Putain, ça m’a saoulé ! J’ai fait que ça réfléchir.

Mon but en allant sur la côte est, était avant tout et surtout d’aller à Nimbin pour rencontrer Jean Marie. Lui et moi, on avait « fait connaissance » quand j’avais partagé la page facebook du blog sur différents groupes, il y a de ça plus d’1 an et demi. Il m’avait alors dit que si je passais un jour à Nimbin, que je serai la bienvenue. Tu dois le savoir maintenant, mais il faut faire attention avec moi à ce que tu dis, ça ne tombera jamais dans l’oreille d’une sourde… Pas question donc de quitter l’Australie sans le rencontrer et aller à Nimbin. Ça a toujours fait partie de mes plans bien avant d’arriver dans le pays.

Comme il ne me restait qu’une semaine avant de quitter l’Australie, et que je devais être dans le week end à Melbourne pour revoir Matt et Amelia (mes colocs), et rencontrer leur petite fille (car oui elle a accouché ^^), ça a été une putain de prise de tête pour l’organisation de cette semaine qui s’est faite à l’arrache.

Bien que cela aura été très court, j’ai réussi à faire ce que je voulais : Brisbane, Gold Coast, Byron Bay et bien entendu le plus important, Nimbin ! J’y aurai passé 2 jours en compagnie de Jean Marie. Cette rencontre a été complètement folle, inattendue, mais surtout, surtout inoubliable…. Je ne m’attendais certainement pas à ça en allant rencontrer cet inconnu qu’au final je ne connaissais pas… Et je suis partie de ce tout petit village hippie (où la marijuana est légalisée au passage), en me faisant un ami pour la vie… Une rencontre magique… Et sans m’en apercevoir, ni même m’y attendre, je me suis retrouvée les larmes aux yeux à l’aéroport, triste de déjà lui avoir dit au revoir…

Et me revoilà de nouveau à l’aéroport de Melbourne le samedi 27 au soir, aéroport que je commence à très bien connaître désormais… Il me restait 48h à Melbourne avant de reprendre l’avion pour quitter cette fois pour de bon le pays.
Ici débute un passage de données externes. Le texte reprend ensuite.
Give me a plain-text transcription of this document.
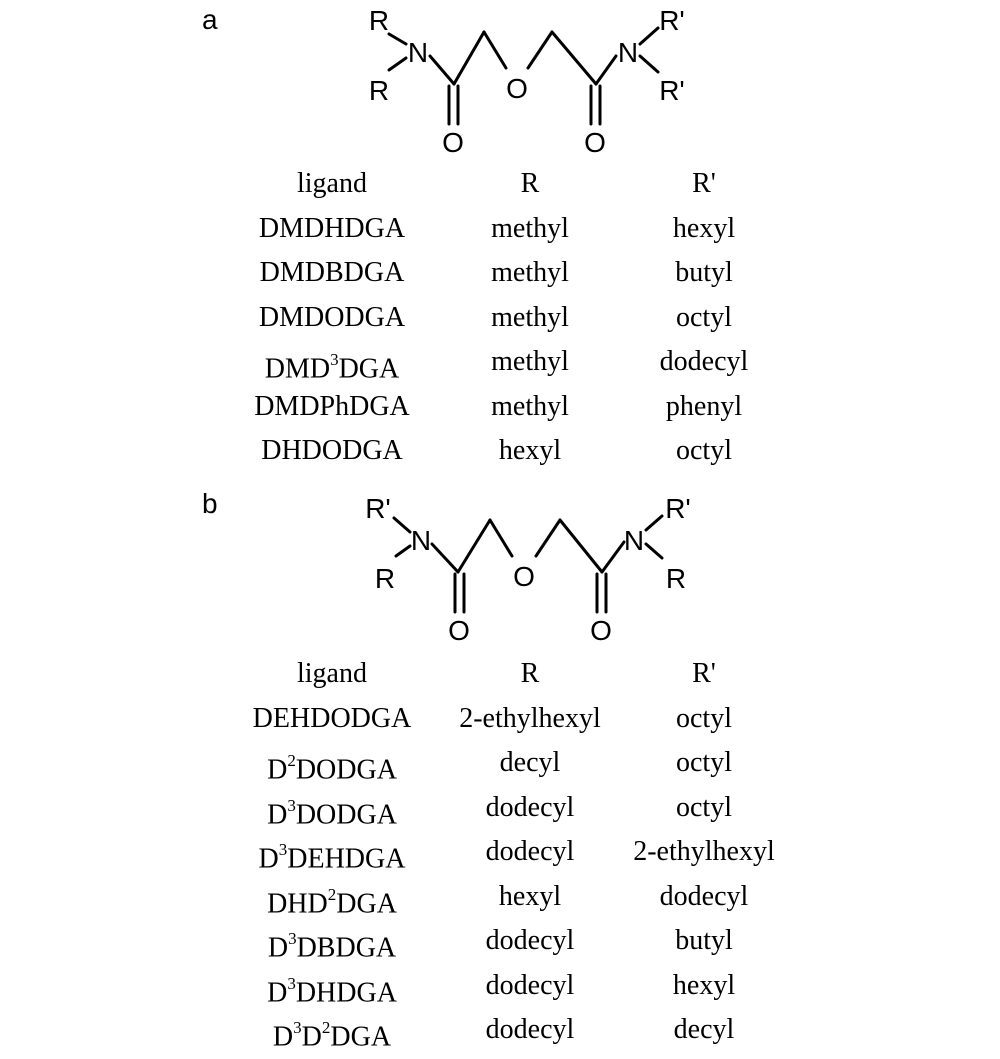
a	R
R
N
O
O	O
N
R'
R'
ligand	R	R'
DMDHDGA	methyl	hexyl
DMDBDGA	methyl	butyl
DMDODGA	methyl	octyl
DMD$^3$DGA	methyl	dodecyl
DMDPhDGA	methyl	phenyl
DHDODGA	hexyl	octyl
b	R'
R
N
O
O	O
N
R'
R
ligand	R	R'
DEHDODGA	2-ethylhexyl	octyl
$D^2DODGA$	decyl	octyl
$D^3DODGA$	dodecyl	octyl
$D^3DEHDGA$	dodecyl	2-ethylhexyl
DHD$^2$DGA	hexyl	dodecyl
$D^3DBDGA$	dodecyl	butyl
$D^3DHDGA$	dodecyl	hexyl
$D^3D^2DGA$	dodecyl	decyl
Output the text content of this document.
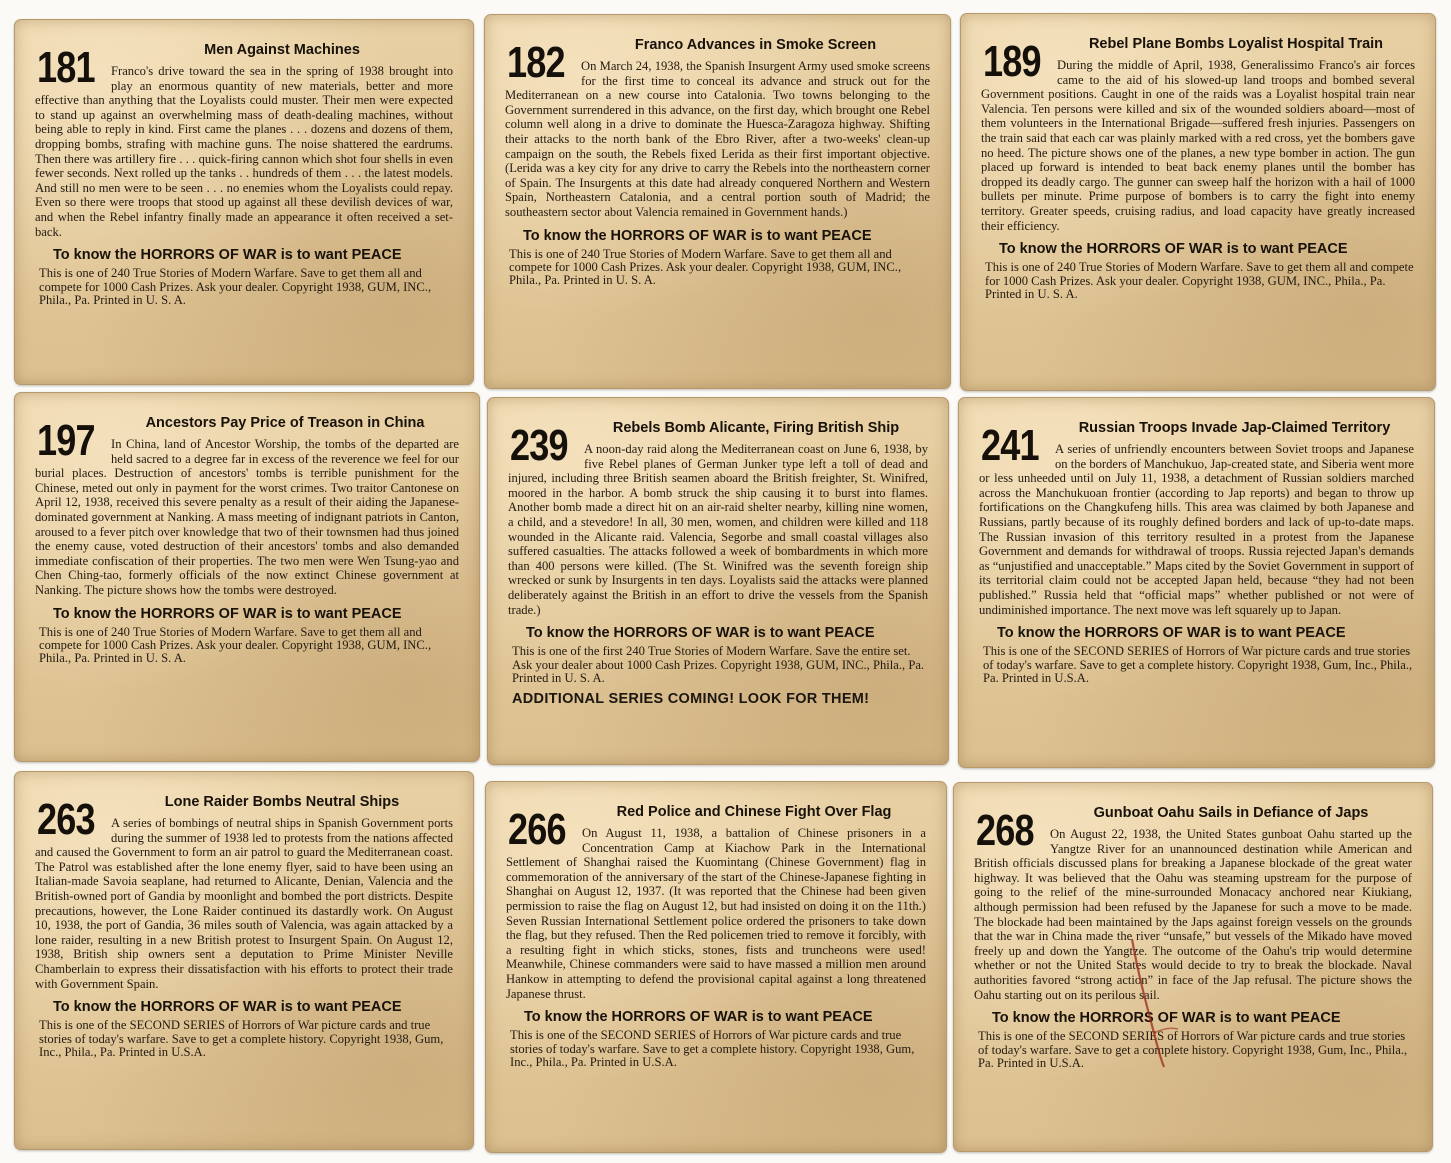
181	Men Against Machines

Franco's drive toward the sea in the spring of 1938 brought into play an enormous quantity of new materials, better and more effective than anything that the Loyalists could muster. Their men were expected to stand up against an overwhelming mass of death-dealing machines, without being able to reply in kind. First came the planes . . . dozens and dozens of them, dropping bombs, strafing with machine guns. The noise shattered the eardrums. Then there was artillery fire . . . quick-firing cannon which shot four shells in even fewer seconds. Next rolled up the tanks . . hundreds of them . . . the latest models. And still no men were to be seen . . . no enemies whom the Loyalists could repay. Even so there were troops that stood up against all these devilish devices of war, and when the Rebel infantry finally made an appearance it often received a set-back.

To know the HORRORS OF WAR is to want PEACE

This is one of 240 True Stories of Modern Warfare. Save to get them all and compete for 1000 Cash Prizes. Ask your dealer. Copyright 1938, GUM, INC., Phila., Pa. Printed in U. S. A.

182	Franco Advances in Smoke Screen

On March 24, 1938, the Spanish Insurgent Army used smoke screens for the first time to conceal its advance and struck out for the Mediterranean on a new course into Catalonia. Two towns belonging to the Government surrendered in this advance, on the first day, which brought one Rebel column well along in a drive to dominate the Huesca-Zaragoza highway. Shifting their attacks to the north bank of the Ebro River, after a two-weeks' clean-up campaign on the south, the Rebels fixed Lerida as their first important objective. (Lerida was a key city for any drive to carry the Rebels into the northeastern corner of Spain. The Insurgents at this date had already conquered Northern and Western Spain, Northeastern Catalonia, and a central portion south of Madrid; the southeastern sector about Valencia remained in Government hands.)

To know the HORRORS OF WAR is to want PEACE

This is one of 240 True Stories of Modern Warfare. Save to get them all and compete for 1000 Cash Prizes. Ask your dealer. Copyright 1938, GUM, INC., Phila., Pa. Printed in U. S. A.

189	Rebel Plane Bombs Loyalist Hospital Train

During the middle of April, 1938, Generalissimo Franco's air forces came to the aid of his slowed-up land troops and bombed several Government positions. Caught in one of the raids was a Loyalist hospital train near Valencia. Ten persons were killed and six of the wounded soldiers aboard—most of them volunteers in the International Brigade—suffered fresh injuries. Passengers on the train said that each car was plainly marked with a red cross, yet the bombers gave no heed. The picture shows one of the planes, a new type bomber in action. The gun placed up forward is intended to beat back enemy planes until the bomber has dropped its deadly cargo. The gunner can sweep half the horizon with a hail of 1000 bullets per minute. Prime purpose of bombers is to carry the fight into enemy territory. Greater speeds, cruising radius, and load capacity have greatly increased their efficiency.

To know the HORRORS OF WAR is to want PEACE

This is one of 240 True Stories of Modern Warfare. Save to get them all and compete for 1000 Cash Prizes. Ask your dealer. Copyright 1938, GUM, INC., Phila., Pa. Printed in U. S. A.

197	Ancestors Pay Price of Treason in China

In China, land of Ancestor Worship, the tombs of the departed are held sacred to a degree far in excess of the reverence we feel for our burial places. Destruction of ancestors' tombs is terrible punishment for the Chinese, meted out only in payment for the worst crimes. Two traitor Cantonese on April 12, 1938, received this severe penalty as a result of their aiding the Japanese-dominated government at Nanking. A mass meeting of indignant patriots in Canton, aroused to a fever pitch over knowledge that two of their townsmen had thus joined the enemy cause, voted destruction of their ancestors' tombs and also demanded immediate confiscation of their properties. The two men were Wen Tsung-yao and Chen Ching-tao, formerly officials of the now extinct Chinese government at Nanking. The picture shows how the tombs were destroyed.

To know the HORRORS OF WAR is to want PEACE

This is one of 240 True Stories of Modern Warfare. Save to get them all and compete for 1000 Cash Prizes. Ask your dealer. Copyright 1938, GUM, INC., Phila., Pa. Printed in U. S. A.

239	Rebels Bomb Alicante, Firing British Ship

A noon-day raid along the Mediterranean coast on June 6, 1938, by five Rebel planes of German Junker type left a toll of dead and injured, including three British seamen aboard the British freighter, St. Winifred, moored in the harbor. A bomb struck the ship causing it to burst into flames. Another bomb made a direct hit on an air-raid shelter nearby, killing nine women, a child, and a stevedore! In all, 30 men, women, and children were killed and 118 wounded in the Alicante raid. Valencia, Segorbe and small coastal villages also suffered casualties. The attacks followed a week of bombardments in which more than 400 persons were killed. (The St. Winifred was the seventh foreign ship wrecked or sunk by Insurgents in ten days. Loyalists said the attacks were planned deliberately against the British in an effort to drive the vessels from the Spanish trade.)

To know the HORRORS OF WAR is to want PEACE

This is one of the first 240 True Stories of Modern Warfare. Save the entire set. Ask your dealer about 1000 Cash Prizes. Copyright 1938, GUM, INC., Phila., Pa. Printed in U. S. A.

ADDITIONAL SERIES COMING! LOOK FOR THEM!
241	Russian Troops Invade Jap-Claimed Territory

A series of unfriendly encounters between Soviet troops and Japanese on the borders of Manchukuo, Jap-created state, and Siberia went more or less unheeded until on July 11, 1938, a detachment of Russian soldiers marched across the Manchukuoan frontier (according to Jap reports) and began to throw up fortifications on the Changkufeng hills. This area was claimed by both Japanese and Russians, partly because of its roughly defined borders and lack of up-to-date maps. The Russian invasion of this territory resulted in a protest from the Japanese Government and demands for withdrawal of troops. Russia rejected Japan's demands as “unjustified and unacceptable.” Maps cited by the Soviet Government in support of its territorial claim could not be accepted Japan held, because “they had not been published.” Russia held that “official maps” whether published or not were of undiminished importance. The next move was left squarely up to Japan.

To know the HORRORS OF WAR is to want PEACE

This is one of the SECOND SERIES of Horrors of War picture cards and true stories of today's warfare. Save to get a complete history. Copyright 1938, Gum, Inc., Phila., Pa. Printed in U.S.A.

263	Lone Raider Bombs Neutral Ships

A series of bombings of neutral ships in Spanish Government ports during the summer of 1938 led to protests from the nations affected and caused the Government to form an air patrol to guard the Mediterranean coast. The Patrol was established after the lone enemy flyer, said to have been using an Italian-made Savoia seaplane, had returned to Alicante, Denian, Valencia and the British-owned port of Gandia by moonlight and bombed the port districts. Despite precautions, however, the Lone Raider continued its dastardly work. On August 10, 1938, the port of Gandia, 36 miles south of Valencia, was again attacked by a lone raider, resulting in a new British protest to Insurgent Spain. On August 12, 1938, British ship owners sent a deputation to Prime Minister Neville Chamberlain to express their dissatisfaction with his efforts to protect their trade with Government Spain.

To know the HORRORS OF WAR is to want PEACE

This is one of the SECOND SERIES of Horrors of War picture cards and true stories of today's warfare. Save to get a complete history. Copyright 1938, Gum, Inc., Phila., Pa. Printed in U.S.A.

266	Red Police and Chinese Fight Over Flag

On August 11, 1938, a battalion of Chinese prisoners in a Concentration Camp at Kiachow Park in the International Settlement of Shanghai raised the Kuomintang (Chinese Government) flag in commemoration of the anniversary of the start of the Chinese-Japanese fighting in Shanghai on August 12, 1937. (It was reported that the Chinese had been given permission to raise the flag on August 12, but had insisted on doing it on the 11th.) Seven Russian International Settlement police ordered the prisoners to take down the flag, but they refused. Then the Red policemen tried to remove it forcibly, with a resulting fight in which sticks, stones, fists and truncheons were used! Meanwhile, Chinese commanders were said to have massed a million men around Hankow in attempting to defend the provisional capital against a long threatened Japanese thrust.

To know the HORRORS OF WAR is to want PEACE

This is one of the SECOND SERIES of Horrors of War picture cards and true stories of today's warfare. Save to get a complete history. Copyright 1938, Gum, Inc., Phila., Pa. Printed in U.S.A.

268	Gunboat Oahu Sails in Defiance of Japs

On August 22, 1938, the United States gunboat Oahu started up the Yangtze River for an unannounced destination while American and British officials discussed plans for breaking a Japanese blockade of the great water highway. It was believed that the Oahu was steaming upstream for the purpose of going to the relief of the mine-surrounded Monacacy anchored near Kiukiang, although permission had been refused by the Japanese for such a move to be made. The blockade had been maintained by the Japs against foreign vessels on the grounds that the war in China made the river “unsafe,” but vessels of the Mikado have moved freely up and down the Yangtze. The outcome of the Oahu's trip would determine whether or not the United States would decide to try to break the blockade. Naval authorities favored “strong action” in face of the Jap refusal. The picture shows the Oahu starting out on its perilous sail.

To know the HORRORS OF WAR is to want PEACE

This is one of the SECOND SERIES of Horrors of War picture cards and true stories of today's warfare. Save to get a complete history. Copyright 1938, Gum, Inc., Phila., Pa. Printed in U.S.A.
Rachou (mon ex manageuse) m’a donc hébergé 1 nuit, et j’ai passé la fin de mon week end avec Amelia et Matt à Torquay (ouais je sais, ça te parle pas du tout cette ville pas vrai?). J’ai fait la connaissance de baby Daisy Grace Hall, et putain je peux te dire qu’elle est trop trop belle… Je suis vraiment contente d’avoir pu les revoir avant de partir. En même temps, je me suis fait partir de Melbourne exprès pour m’obliger à y retourner et ainsi être sûre de pouvoir les revoir. Ils vont beaucoup me manquer. J’ai vraiment eu de la chance de tomber sur des colocs aussi cools.

Et voilà, c’est la fin de mon working holiday visa en Australie… Après mon dernier rdv avec ma thérapeute (oui oui, tu as bien lu, et non, je ne t’en avais pas parlé jusqu’à présent) et chez le médecin pour mon oreille le lundi, il ne me restait plus que quelques heures à attendre avant de me rendre (encore) à l’aéroport pour cette fois-ci m’envoler direction le Cambodge !

Je ne vais pas te mentir, cette ville va me manquer, je l’aime beaucoup. Et c’est bien normal après presque 1 an. Être à l’aéroport en sachant cette fois qu’il n’y aura pas de retour a été différent. Tu veux savoir si j’ai chialé ? Franchement, entre toi et moi, tu me connais maintenant ? Tu sais que je suis une putain d’émotive. La question ne devrait même pas te venir à l’esprit…

Melbourne, je t’aime fort, toi, et tous les gens que j’y ai rencontré (enfin, peut être pas tous, je suis pas non plus un putain de bisounours).

J’ai envie de te dire de prendre soin de toi, mais euh… Comment dire, tu n’es pas une personne quoi merde ! Alors je te dirai simplement de rester telle que tu es, une ville super cool où il fait bon vivre. Et rien à foutre des rabats-joie qui la ramène pour dire que tes trams sont old school et lents. Le vintage, ya rien de mieux !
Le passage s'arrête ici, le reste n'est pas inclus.